Propulsion and energetics of a minimal magnetic microswimmer

TL;DR

This paper presents the design, theoretical modeling, and experimental validation of a minimal magnetic microswimmer composed of a ferromagnetic nanorod and a paramagnetic sphere, demonstrating controllable propulsion and efficiency analysis.

Contribution

It introduces a novel minimal hybrid microswimmer design and provides a combined theoretical and experimental study of its propulsion dynamics and efficiency.

Findings

Reversal of microswimmer velocity by nanorod length variation

Theoretical and experimental determination of propulsion efficiency

Identification of parameter space for optimal propulsion

Abstract

In this manuscript we describe the realization of a minimal hybrid microswimmer, composed of a ferromagnetic nanorod and a paramagnetic microsphere.
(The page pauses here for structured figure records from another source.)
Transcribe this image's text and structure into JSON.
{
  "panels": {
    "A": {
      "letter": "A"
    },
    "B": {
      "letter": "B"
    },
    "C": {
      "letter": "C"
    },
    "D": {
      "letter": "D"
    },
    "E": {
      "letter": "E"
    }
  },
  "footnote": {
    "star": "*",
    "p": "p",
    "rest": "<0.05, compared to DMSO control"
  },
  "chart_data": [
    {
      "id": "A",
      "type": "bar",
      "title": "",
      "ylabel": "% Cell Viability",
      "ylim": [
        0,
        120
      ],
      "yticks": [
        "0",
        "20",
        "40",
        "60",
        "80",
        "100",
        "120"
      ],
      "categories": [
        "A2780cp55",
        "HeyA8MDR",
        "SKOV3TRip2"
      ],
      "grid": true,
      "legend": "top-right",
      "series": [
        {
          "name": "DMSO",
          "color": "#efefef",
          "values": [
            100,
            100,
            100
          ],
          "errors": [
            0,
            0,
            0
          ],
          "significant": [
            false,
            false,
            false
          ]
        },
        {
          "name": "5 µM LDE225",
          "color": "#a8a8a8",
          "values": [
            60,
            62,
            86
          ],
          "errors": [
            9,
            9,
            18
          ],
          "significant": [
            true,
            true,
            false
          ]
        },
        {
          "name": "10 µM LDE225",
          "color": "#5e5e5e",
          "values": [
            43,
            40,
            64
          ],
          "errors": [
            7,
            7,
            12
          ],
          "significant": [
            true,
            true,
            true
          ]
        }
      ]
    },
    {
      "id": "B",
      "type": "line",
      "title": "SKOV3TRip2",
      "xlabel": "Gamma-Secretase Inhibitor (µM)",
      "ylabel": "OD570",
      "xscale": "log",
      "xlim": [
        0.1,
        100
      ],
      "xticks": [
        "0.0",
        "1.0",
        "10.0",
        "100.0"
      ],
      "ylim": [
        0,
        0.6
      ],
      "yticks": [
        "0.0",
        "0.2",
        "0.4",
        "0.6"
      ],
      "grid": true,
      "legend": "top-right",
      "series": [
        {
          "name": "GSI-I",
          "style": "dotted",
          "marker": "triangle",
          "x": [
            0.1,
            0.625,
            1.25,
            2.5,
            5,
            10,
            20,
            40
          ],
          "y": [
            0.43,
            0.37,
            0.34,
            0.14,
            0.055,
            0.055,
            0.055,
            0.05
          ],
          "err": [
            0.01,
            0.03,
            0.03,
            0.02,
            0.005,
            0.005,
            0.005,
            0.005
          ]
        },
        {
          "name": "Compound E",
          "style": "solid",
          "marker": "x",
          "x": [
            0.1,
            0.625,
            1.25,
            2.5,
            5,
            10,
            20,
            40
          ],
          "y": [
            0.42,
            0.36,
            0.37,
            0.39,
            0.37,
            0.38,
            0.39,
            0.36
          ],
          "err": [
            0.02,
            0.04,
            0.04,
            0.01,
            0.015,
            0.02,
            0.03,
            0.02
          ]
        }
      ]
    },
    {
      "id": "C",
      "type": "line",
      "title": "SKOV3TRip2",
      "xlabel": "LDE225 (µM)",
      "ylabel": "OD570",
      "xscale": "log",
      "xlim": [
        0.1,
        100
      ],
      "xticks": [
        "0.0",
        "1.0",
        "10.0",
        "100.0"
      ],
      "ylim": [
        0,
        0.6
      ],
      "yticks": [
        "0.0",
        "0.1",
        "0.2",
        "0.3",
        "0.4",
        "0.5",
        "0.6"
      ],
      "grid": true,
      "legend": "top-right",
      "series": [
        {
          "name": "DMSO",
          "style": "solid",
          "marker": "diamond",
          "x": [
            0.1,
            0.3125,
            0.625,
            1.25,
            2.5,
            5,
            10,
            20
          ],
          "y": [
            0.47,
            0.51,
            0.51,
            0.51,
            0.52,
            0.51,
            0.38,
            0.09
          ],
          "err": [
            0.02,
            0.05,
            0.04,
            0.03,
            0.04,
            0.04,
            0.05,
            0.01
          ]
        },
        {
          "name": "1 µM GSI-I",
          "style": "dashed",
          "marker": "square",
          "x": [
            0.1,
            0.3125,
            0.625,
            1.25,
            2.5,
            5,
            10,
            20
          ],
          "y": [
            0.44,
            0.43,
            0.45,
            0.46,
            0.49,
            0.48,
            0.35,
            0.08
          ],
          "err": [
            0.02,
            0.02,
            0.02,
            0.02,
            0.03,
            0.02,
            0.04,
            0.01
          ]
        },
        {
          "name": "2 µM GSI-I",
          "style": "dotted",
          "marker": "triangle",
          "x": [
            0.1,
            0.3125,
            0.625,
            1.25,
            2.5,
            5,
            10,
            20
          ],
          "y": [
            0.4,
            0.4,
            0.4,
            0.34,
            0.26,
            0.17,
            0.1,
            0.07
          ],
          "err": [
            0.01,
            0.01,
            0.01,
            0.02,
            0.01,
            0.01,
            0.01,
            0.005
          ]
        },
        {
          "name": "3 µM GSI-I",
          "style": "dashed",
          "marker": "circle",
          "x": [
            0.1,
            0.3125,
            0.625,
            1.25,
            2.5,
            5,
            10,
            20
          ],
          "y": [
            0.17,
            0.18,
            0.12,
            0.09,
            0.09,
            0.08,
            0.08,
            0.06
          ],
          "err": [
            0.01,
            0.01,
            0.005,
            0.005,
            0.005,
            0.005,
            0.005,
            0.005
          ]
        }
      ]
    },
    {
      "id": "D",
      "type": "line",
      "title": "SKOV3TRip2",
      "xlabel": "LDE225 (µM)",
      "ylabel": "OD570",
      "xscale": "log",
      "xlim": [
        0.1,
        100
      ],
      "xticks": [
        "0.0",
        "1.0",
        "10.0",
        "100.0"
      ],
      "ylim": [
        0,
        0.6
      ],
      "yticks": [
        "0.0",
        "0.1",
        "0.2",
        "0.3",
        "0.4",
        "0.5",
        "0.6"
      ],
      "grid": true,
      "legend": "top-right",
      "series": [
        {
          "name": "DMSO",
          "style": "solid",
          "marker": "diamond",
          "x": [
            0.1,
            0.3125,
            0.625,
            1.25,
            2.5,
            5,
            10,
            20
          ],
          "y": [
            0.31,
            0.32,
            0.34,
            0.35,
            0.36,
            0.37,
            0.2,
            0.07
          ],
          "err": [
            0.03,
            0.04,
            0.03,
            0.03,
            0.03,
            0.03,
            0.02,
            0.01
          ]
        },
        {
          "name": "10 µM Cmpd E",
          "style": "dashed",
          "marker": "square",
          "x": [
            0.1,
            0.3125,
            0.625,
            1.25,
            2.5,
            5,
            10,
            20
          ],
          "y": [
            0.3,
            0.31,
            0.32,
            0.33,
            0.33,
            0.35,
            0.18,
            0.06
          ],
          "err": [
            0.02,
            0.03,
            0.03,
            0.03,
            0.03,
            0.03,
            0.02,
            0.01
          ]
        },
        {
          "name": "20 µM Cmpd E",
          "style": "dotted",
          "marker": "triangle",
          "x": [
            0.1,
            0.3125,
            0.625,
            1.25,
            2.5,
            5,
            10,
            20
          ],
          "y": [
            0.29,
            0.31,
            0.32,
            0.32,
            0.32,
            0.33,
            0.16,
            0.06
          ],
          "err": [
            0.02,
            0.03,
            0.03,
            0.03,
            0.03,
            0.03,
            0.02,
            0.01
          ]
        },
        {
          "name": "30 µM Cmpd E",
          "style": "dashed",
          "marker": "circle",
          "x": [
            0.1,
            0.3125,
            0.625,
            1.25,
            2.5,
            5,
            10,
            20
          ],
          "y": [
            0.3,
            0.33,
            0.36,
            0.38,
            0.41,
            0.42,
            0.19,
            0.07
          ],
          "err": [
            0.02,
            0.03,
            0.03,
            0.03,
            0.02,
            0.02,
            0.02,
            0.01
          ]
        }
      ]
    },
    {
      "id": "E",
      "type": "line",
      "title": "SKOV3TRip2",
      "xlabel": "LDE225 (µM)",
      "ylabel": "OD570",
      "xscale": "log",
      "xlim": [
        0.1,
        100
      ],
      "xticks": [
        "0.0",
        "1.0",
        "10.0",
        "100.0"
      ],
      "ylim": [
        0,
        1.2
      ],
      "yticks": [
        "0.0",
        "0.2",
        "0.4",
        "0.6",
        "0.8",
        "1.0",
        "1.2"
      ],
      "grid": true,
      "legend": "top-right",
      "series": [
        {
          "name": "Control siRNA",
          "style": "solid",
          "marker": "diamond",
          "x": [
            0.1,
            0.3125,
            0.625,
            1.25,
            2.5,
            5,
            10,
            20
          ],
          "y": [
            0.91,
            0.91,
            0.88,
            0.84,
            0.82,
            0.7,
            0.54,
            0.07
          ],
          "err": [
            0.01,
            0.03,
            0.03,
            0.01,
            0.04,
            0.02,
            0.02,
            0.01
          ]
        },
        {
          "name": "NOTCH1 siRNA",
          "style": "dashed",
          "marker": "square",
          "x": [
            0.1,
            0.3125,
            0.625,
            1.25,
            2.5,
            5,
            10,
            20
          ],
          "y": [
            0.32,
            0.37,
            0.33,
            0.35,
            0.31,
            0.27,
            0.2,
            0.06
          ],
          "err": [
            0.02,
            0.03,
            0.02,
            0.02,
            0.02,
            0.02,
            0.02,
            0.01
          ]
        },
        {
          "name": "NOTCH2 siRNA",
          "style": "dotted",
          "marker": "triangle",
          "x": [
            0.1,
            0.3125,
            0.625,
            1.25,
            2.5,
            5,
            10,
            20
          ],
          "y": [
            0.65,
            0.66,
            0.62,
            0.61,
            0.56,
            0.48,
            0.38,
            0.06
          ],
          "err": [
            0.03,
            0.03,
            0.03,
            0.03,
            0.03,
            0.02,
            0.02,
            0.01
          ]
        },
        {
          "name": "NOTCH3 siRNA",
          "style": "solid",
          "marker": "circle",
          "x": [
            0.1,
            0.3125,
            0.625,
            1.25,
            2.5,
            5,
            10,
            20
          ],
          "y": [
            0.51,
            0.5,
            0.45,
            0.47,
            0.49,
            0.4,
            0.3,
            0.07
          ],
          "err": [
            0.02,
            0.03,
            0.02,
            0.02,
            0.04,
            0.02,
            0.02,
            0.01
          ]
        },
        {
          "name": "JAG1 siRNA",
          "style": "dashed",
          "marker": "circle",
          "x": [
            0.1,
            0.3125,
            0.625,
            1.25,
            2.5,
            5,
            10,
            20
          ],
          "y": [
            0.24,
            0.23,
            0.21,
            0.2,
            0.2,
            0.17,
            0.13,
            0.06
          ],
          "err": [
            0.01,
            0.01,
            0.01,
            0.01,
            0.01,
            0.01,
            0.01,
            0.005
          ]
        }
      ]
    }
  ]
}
The unbounded pair is propelled in water upon application of a swinging magnetic field that induces a periodic relative movement of the two composing elements, where the nanorod rotates and slides on the surface of the paramagnetic sphere. When taken together, the processes of rotation and sliding describe a finite area in the parameter space, which increases with the frequency of the applied field. We develop a theoretical approach and combine it with numerical simulations, which allow us to understand the dynamics of the propeller and explain the experimental observations. Furthermore, we demonstrate a reversal of the microswimmer velocity by varying the length of the nanorod, as predicted by the model. Finally, we determine theoretically and in experiments the Lighthill's energetic efficiency of this minimal magnetic microswimmer.